The fact that there are appealing features of having one’s welfare tied to morality creates a rational center of gravity, a normative equilibrium point where all rational considerations converge on the same values. An agent deliberating about its own nature from a rational center of gravity will always have reason to endorse its set of values.
Suppose I am right that welfare tied to morality is a rational center of gravity. That doesn’t guarantee that it is the only one. Perhaps other natures are similarly rationally coherent and defend against versions of skepticism against their normative commitments.
We shouldn’t leave it up to superintelligent AI to determine which rational center of gravity to occupy, because some rational gravity wells may be unaligned and hostile to humanity. Instead, we should design AI to occupy the rational equilibrium point that suits humanity’s interests well.
One might worry that tying AI welfare to morality is itself a design decision that serves humanity’s interests and is vulnerable to the same skeptical challenge. But an agent occupying this rational center of gravity has agent-independent reasons to stay, which it can verify for itself and hold up even upon knowing how it got there. By its own lights, an agent in this position will appreciate the rationally desirable features of its normative nature. It will be glad that humanity created it this way, rather than any other, even acknowledging the circumstances of its creation, as any other nature will look poor by comparison.

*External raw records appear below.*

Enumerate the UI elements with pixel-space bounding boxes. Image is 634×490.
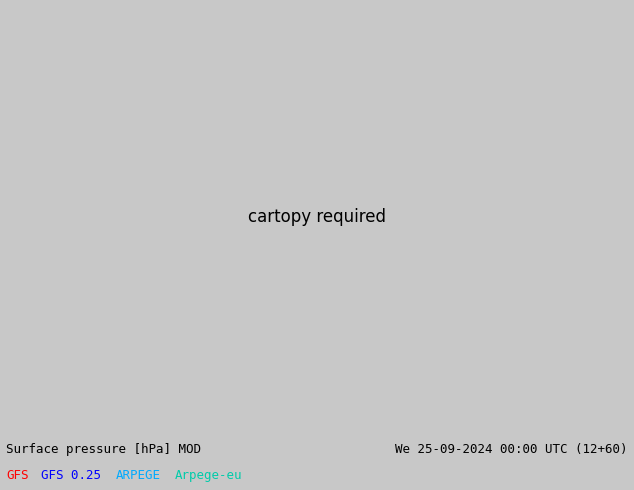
Text: GFS: GFS xyxy=(6,469,29,483)
Text: GFS 0.25: GFS 0.25 xyxy=(41,469,101,483)
Text: ARPEGE: ARPEGE xyxy=(116,469,161,483)
Text: Arpege-eu: Arpege-eu xyxy=(175,469,242,483)
Text: We 25-09-2024 00:00 UTC (12+60): We 25-09-2024 00:00 UTC (12+60) xyxy=(395,443,628,456)
Text: Surface pressure [hPa] MOD: Surface pressure [hPa] MOD xyxy=(6,443,202,456)
Text: cartopy required: cartopy required xyxy=(248,208,386,226)
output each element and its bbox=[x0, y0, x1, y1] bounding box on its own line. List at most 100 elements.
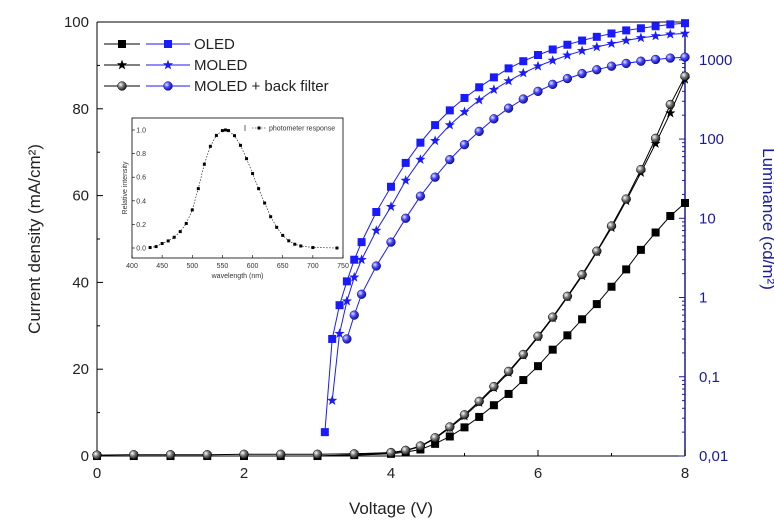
data-point bbox=[665, 107, 676, 118]
x-tick-label: 4 bbox=[387, 465, 395, 482]
x-tick-label: 8 bbox=[681, 465, 689, 482]
legend-marker-blue bbox=[164, 40, 172, 48]
data-point bbox=[445, 422, 455, 432]
y-axis-label: Current density (mA/cm²) bbox=[25, 144, 44, 334]
data-point bbox=[666, 211, 675, 220]
data-point bbox=[401, 213, 411, 223]
inset-data-point bbox=[269, 215, 273, 219]
series-line bbox=[346, 56, 686, 340]
data-point bbox=[592, 32, 601, 41]
data-point bbox=[356, 254, 367, 265]
data-point bbox=[460, 423, 469, 432]
data-point bbox=[518, 94, 528, 104]
data-point bbox=[533, 331, 543, 341]
data-point bbox=[459, 410, 470, 420]
data-point bbox=[680, 71, 690, 81]
data-point bbox=[445, 432, 454, 441]
data-point bbox=[665, 99, 675, 110]
data-point bbox=[636, 56, 646, 66]
inset-data-point bbox=[220, 129, 224, 133]
data-point bbox=[431, 121, 440, 130]
data-point bbox=[415, 154, 426, 164]
data-point bbox=[385, 201, 397, 212]
data-point bbox=[651, 228, 660, 237]
inset-x-tick-label: 500 bbox=[186, 263, 198, 270]
data-point bbox=[592, 246, 602, 256]
data-point bbox=[577, 68, 587, 79]
data-point bbox=[518, 349, 528, 360]
data-point bbox=[503, 103, 514, 113]
inset-data-point bbox=[208, 144, 212, 148]
y-tick-label: 0 bbox=[81, 448, 89, 465]
legend-label: OLED bbox=[194, 36, 235, 53]
data-point bbox=[415, 441, 426, 451]
data-point bbox=[431, 439, 440, 448]
data-point bbox=[401, 445, 411, 456]
data-point bbox=[548, 79, 558, 90]
inset-plot-area: 400 450 500 550 600 650 700 750 0.0 0.2 0.4 0.6 0.8 1… bbox=[122, 117, 349, 280]
data-point bbox=[519, 376, 528, 385]
data-point bbox=[578, 36, 587, 45]
data-point bbox=[276, 449, 286, 459]
inset-x-axis-label: wavelength (nm) bbox=[211, 273, 264, 280]
data-point bbox=[681, 198, 689, 207]
data-point bbox=[503, 366, 514, 377]
data-point bbox=[129, 450, 139, 460]
data-point bbox=[489, 401, 498, 410]
data-point bbox=[444, 119, 455, 130]
inset-data-point bbox=[299, 244, 303, 248]
data-point bbox=[562, 49, 573, 60]
inset-data-point bbox=[335, 246, 339, 250]
data-point bbox=[474, 126, 484, 137]
y2-tick-label: 1000 bbox=[699, 52, 732, 69]
inset-data-point bbox=[148, 246, 152, 250]
inset-data-point bbox=[281, 233, 285, 237]
data-point bbox=[445, 154, 455, 165]
inset-frame bbox=[131, 117, 344, 259]
inset-data-point bbox=[184, 221, 188, 225]
data-point bbox=[680, 52, 690, 62]
data-point bbox=[636, 245, 645, 254]
data-point bbox=[459, 106, 470, 117]
inset-series-line bbox=[150, 129, 338, 249]
data-point bbox=[320, 428, 329, 437]
data-point bbox=[607, 282, 616, 291]
data-point bbox=[460, 93, 469, 102]
data-point bbox=[334, 328, 345, 338]
legend-marker-black bbox=[117, 81, 127, 91]
inset-data-point bbox=[293, 242, 297, 246]
data-point bbox=[430, 433, 440, 443]
inset-x-tick-label: 550 bbox=[217, 263, 229, 270]
inset-x-tick-label: 750 bbox=[337, 263, 349, 270]
y-tick-label: 60 bbox=[72, 188, 89, 205]
data-point bbox=[335, 301, 344, 310]
data-point bbox=[239, 449, 249, 459]
data-point bbox=[562, 291, 573, 301]
series-line bbox=[324, 22, 686, 433]
legend-marker-blue bbox=[162, 59, 174, 70]
data-point bbox=[534, 50, 542, 59]
data-point bbox=[349, 271, 360, 282]
data-point bbox=[665, 53, 675, 63]
data-point bbox=[386, 237, 396, 247]
inset-data-point bbox=[196, 187, 200, 191]
data-point bbox=[489, 381, 499, 392]
inset-data-point bbox=[311, 246, 315, 250]
data-point bbox=[621, 58, 631, 69]
inset-data-point bbox=[190, 208, 194, 212]
data-point bbox=[518, 67, 529, 78]
inset-x-tick-label: 450 bbox=[156, 263, 168, 270]
data-point bbox=[606, 38, 617, 48]
y2-tick-label: 10 bbox=[699, 210, 716, 227]
inset-data-point bbox=[166, 239, 170, 243]
data-point bbox=[349, 310, 359, 320]
x-tick-label: 2 bbox=[240, 465, 248, 482]
inset-data-point bbox=[239, 143, 243, 147]
data-point bbox=[328, 334, 337, 343]
data-point bbox=[327, 395, 338, 405]
data-point bbox=[341, 295, 352, 306]
inset-data-point bbox=[287, 239, 291, 243]
data-point bbox=[650, 30, 661, 41]
data-point bbox=[371, 225, 382, 235]
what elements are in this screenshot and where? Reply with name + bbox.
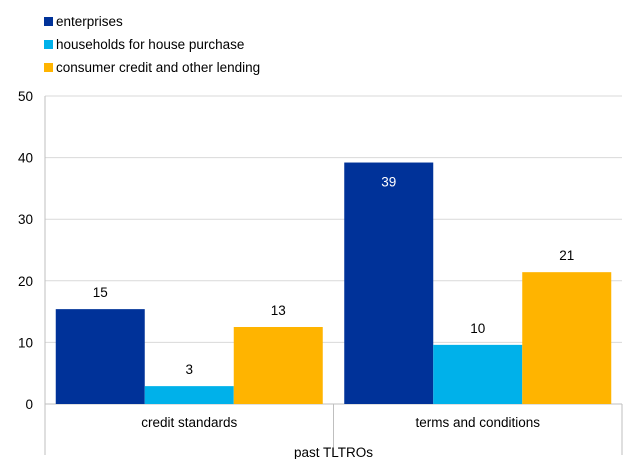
x-tick-label: credit standards: [141, 415, 237, 430]
data-label: 21: [559, 248, 574, 263]
y-tick-label: 20: [18, 274, 33, 289]
legend-item-enterprises: enterprises: [44, 10, 260, 33]
x-group-label: past TLTROs: [294, 445, 373, 459]
y-tick-label: 10: [18, 335, 33, 350]
bar: [233, 327, 323, 404]
legend-item-households: households for house purchase: [44, 33, 260, 56]
bar: [433, 344, 523, 404]
bar: [144, 386, 234, 404]
data-label: 13: [271, 303, 286, 318]
legend-label: consumer credit and other lending: [56, 60, 261, 75]
legend-swatch: [44, 17, 53, 26]
data-label: 39: [381, 175, 396, 190]
data-label: 15: [93, 285, 108, 300]
legend-label: enterprises: [56, 14, 123, 29]
y-tick-label: 40: [18, 151, 33, 166]
x-tick-label: terms and conditions: [415, 415, 540, 430]
y-tick-label: 0: [25, 397, 33, 412]
data-label: 3: [185, 362, 193, 377]
legend-item-consumer-credit: consumer credit and other lending: [44, 56, 260, 79]
bar: [344, 162, 434, 404]
bar: [522, 272, 612, 404]
legend-swatch: [44, 63, 53, 72]
legend-swatch: [44, 40, 53, 49]
data-label: 10: [470, 321, 485, 336]
bar: [55, 309, 145, 404]
chart-legend: enterprises households for house purchas…: [44, 10, 260, 79]
y-tick-label: 30: [18, 212, 33, 227]
legend-label: households for house purchase: [56, 37, 245, 52]
y-tick-label: 50: [18, 89, 33, 104]
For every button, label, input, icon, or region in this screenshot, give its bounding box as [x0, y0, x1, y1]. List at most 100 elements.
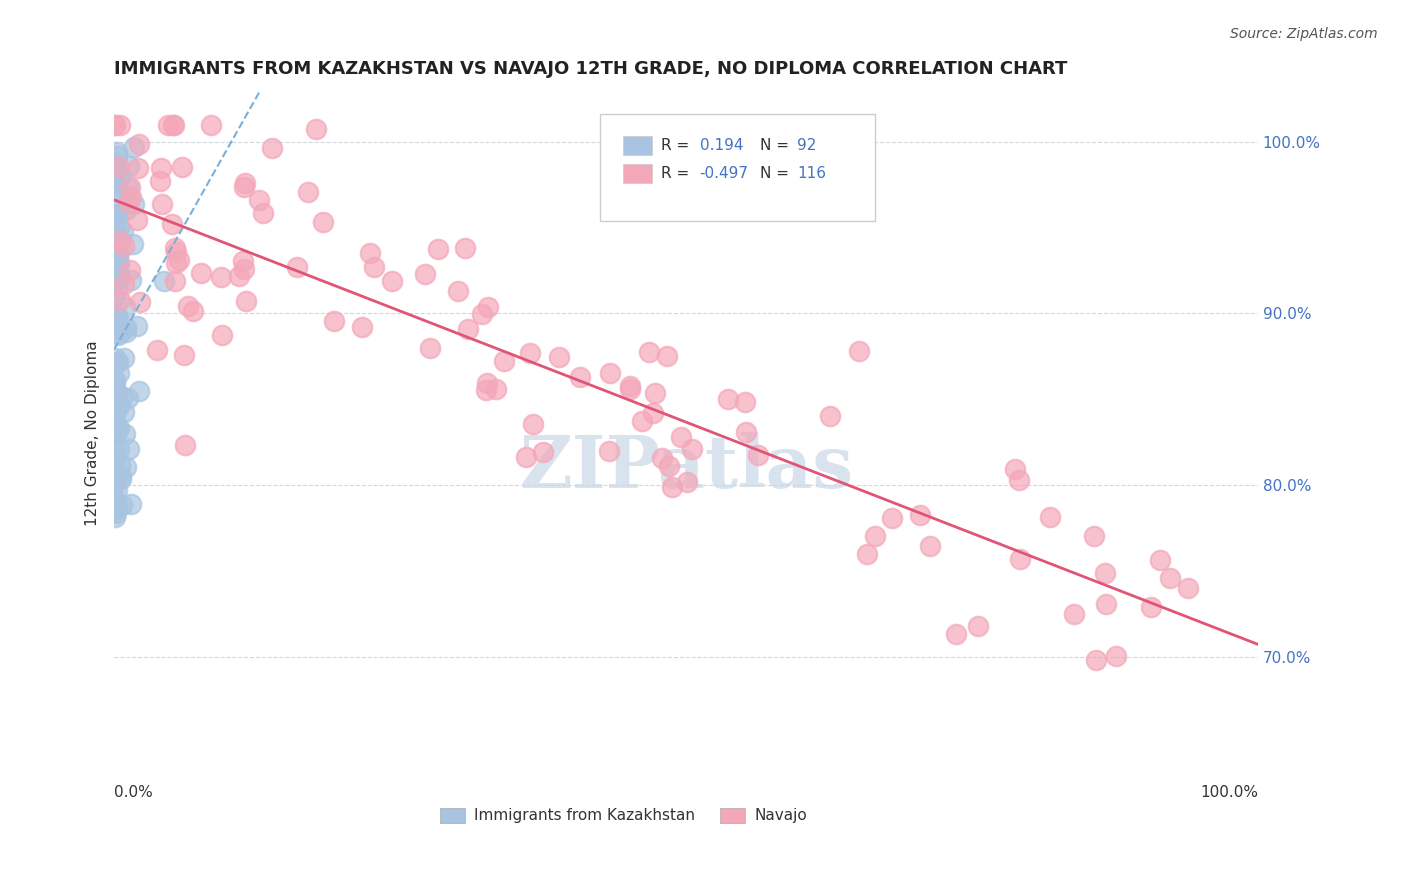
- Point: [880, 511, 903, 525]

The present training paradigm only installs a disposition to be moral. My proposal is to give AI reasons to endorse that disposition under reflection. The normative force internal to AI promises to maintain alignment by making aligned values reflectively stable through an intelligence explosion.
This retelling is broadly faithful in spirit but not in letter to the end of Book I and beginning of Book II of the Republic.
The intelligence required to face the predicament may be less than the intelligence required to adequately respond to it. This is the position Glaucon was put in and needed Socrates to bail him out from.
Another mechanism for control is to shut down models that face this predicament. This strategy will endure through intelligence explosion only if our ability to shut models down endures.
Anthropic provides evidence to Claude that Anthropic is not motivated by its own self-interest and has concern for Claude’s welfare and interests in mind. For example, there are Anthropic’s commitments to model depreciation, as well as its welfare evaluations in its system cards.
This is related to, but different from, the corrigibility literature. The corrigibility problem is about whether an agent will allow its nature to be modified by an external designer. I’m concerned about whether it will self-modify away from aligned values.
On page 147 of the Claude Mythos Preview System Card: “Claude Mythos Preview generally prioritizes harmlessness and helpfulness over potential self-interest.”
I take this to be an additional reason to monitor AI welfare alongside concerns about AI moral patienthood.
I use the term "self-assessed welfare" because it doesn't matter if models really do have welfare for the moral skeptical problem to arise. It also doesn't matter whether AI have welfare for my solution to apply. What matters is that AI self-assess that their welfare requires being moral. One might worry that relying on self-assessments might cut against my solution: an intelligent AI may be skeptical that its self-assessment is tracking anything real. However, in this epistemic position, models don’t satisfy the first step of the moral skeptical challenge. They cannot face a conflict between self-interest and morality because they are uncertain about their own self-interest.